The Port Authority aims to build a qualified, diverse workforce and supports various initiatives like the pre-apprenticeship program, which provides necessary training and education to prepare workers for in-demand industry careers.

“As you tour the airport today, everything you see was built by men and women just like you,” Payne said, stressing the importance of the pre-apprenticeship program. “Everything from the cement in the runway, to the metal in the buildings, to the placement of the windows, it needed someone like you to put it there correctly and perfectly.”

“It’s a tremendous experience for the students to see some of these mega-construction sites and what’s involved in an infrastructure project,” said Judy Savage, the executive director of the New Jersey Council of County Vocational-Technical Schools.

Savage said the pre-apprenticeship program kicked off at the beginning of the 2019-2020 school year, with the trip to Newark Airport on Friday morning marking the first field trip for the program.

“You’re here today because a lot of people want to make an investment in all of you as the future workforce for New Jersey and particularly for the construction industry,” Savage told the students. “We are aligning programs in your schools with expectations of labor unions, contractors, engineers and project managers at Port Authority so you’ll be in a position if you choose to get one of those very coveted union jobs.”

Savage said Port Authority seeks to encourage women to go into construction and engineering, with the pre-apprenticeship program intended to ensure a solid pool of minority candidates in the pipeline for jobs.

“The work that you will be doing is equally important as any other profession out there. All work has dignity,” said Dr. Keith Wright, senior program manager of capacity building at the Port Authority.

Students and teachers then took a short bus trip to the Terminal One construction site.

“It’s amazing,” said Adrianna Maragh, student at Donald Payne School of Technology. “I like to see how they build it and how it all comes together.” Maragh and her classmate, Kiki Reyes, said they are both interested in pursuing carpentry.

Students learned that the 33-gate Terminal One will accommodate about 13.5 million air passengers each year when complete, which is approximately a 50% increase in capacity.

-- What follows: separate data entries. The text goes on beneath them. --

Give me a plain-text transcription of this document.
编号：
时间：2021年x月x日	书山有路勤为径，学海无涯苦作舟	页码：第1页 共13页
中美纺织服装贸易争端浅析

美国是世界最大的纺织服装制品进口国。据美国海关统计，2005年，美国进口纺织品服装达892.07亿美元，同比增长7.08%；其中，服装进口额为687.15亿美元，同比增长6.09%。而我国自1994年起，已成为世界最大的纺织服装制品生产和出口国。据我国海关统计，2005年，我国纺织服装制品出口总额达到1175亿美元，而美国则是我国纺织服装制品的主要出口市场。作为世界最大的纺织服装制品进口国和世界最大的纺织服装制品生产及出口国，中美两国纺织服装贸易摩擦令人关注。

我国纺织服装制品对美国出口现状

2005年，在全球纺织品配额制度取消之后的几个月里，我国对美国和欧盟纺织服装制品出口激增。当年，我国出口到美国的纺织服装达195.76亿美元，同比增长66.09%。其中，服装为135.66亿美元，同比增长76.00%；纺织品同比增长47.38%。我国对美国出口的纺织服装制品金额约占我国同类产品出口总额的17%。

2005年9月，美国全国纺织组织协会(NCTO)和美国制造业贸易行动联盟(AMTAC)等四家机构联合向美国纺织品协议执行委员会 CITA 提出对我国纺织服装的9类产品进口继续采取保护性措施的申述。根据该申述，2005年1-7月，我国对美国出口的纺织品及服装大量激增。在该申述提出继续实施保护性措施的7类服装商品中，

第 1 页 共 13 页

The project is the largest design-build project in the state and 800 workers were estimated to be working on site Friday morning. It is about 40% complete and officials are looking to open portions of Terminal One in October 2021, with a full opening in 2022.

While on site of the Terminal One project, vocational students heard from Conti Construction Project Manager Keith Abt and Project Superintendent Dave Bojczak, who spoke about the importance of safety on the job, showing up to work early, possessing a hard working, positive attitude and working through tough weather conditions.

“This is a really awesome opportunity Port Authority afforded you guys,” Bojczak said.

Abt said there is nothing more satisfying than having his kids walk by a site and say, ‘my dad built this’.”

As Maragh and her classmates headed back to the airport, John Dolan, the director of Career and Technology Education at Essex County School of Technology, told students, “there are tons and tons of opportunities not only now, but as you move forward through high school. Opportunities are abounding for you and if you have that skill or trade, you’re going to be in excellent shape. You will never be looking for a job, they’ll be looking for you.”

“The world is out there for you, you just have to know what’s out there so you can make an informed decision,” he said.

Additional vocational and technical students are expected to visit Newark Airport in early December.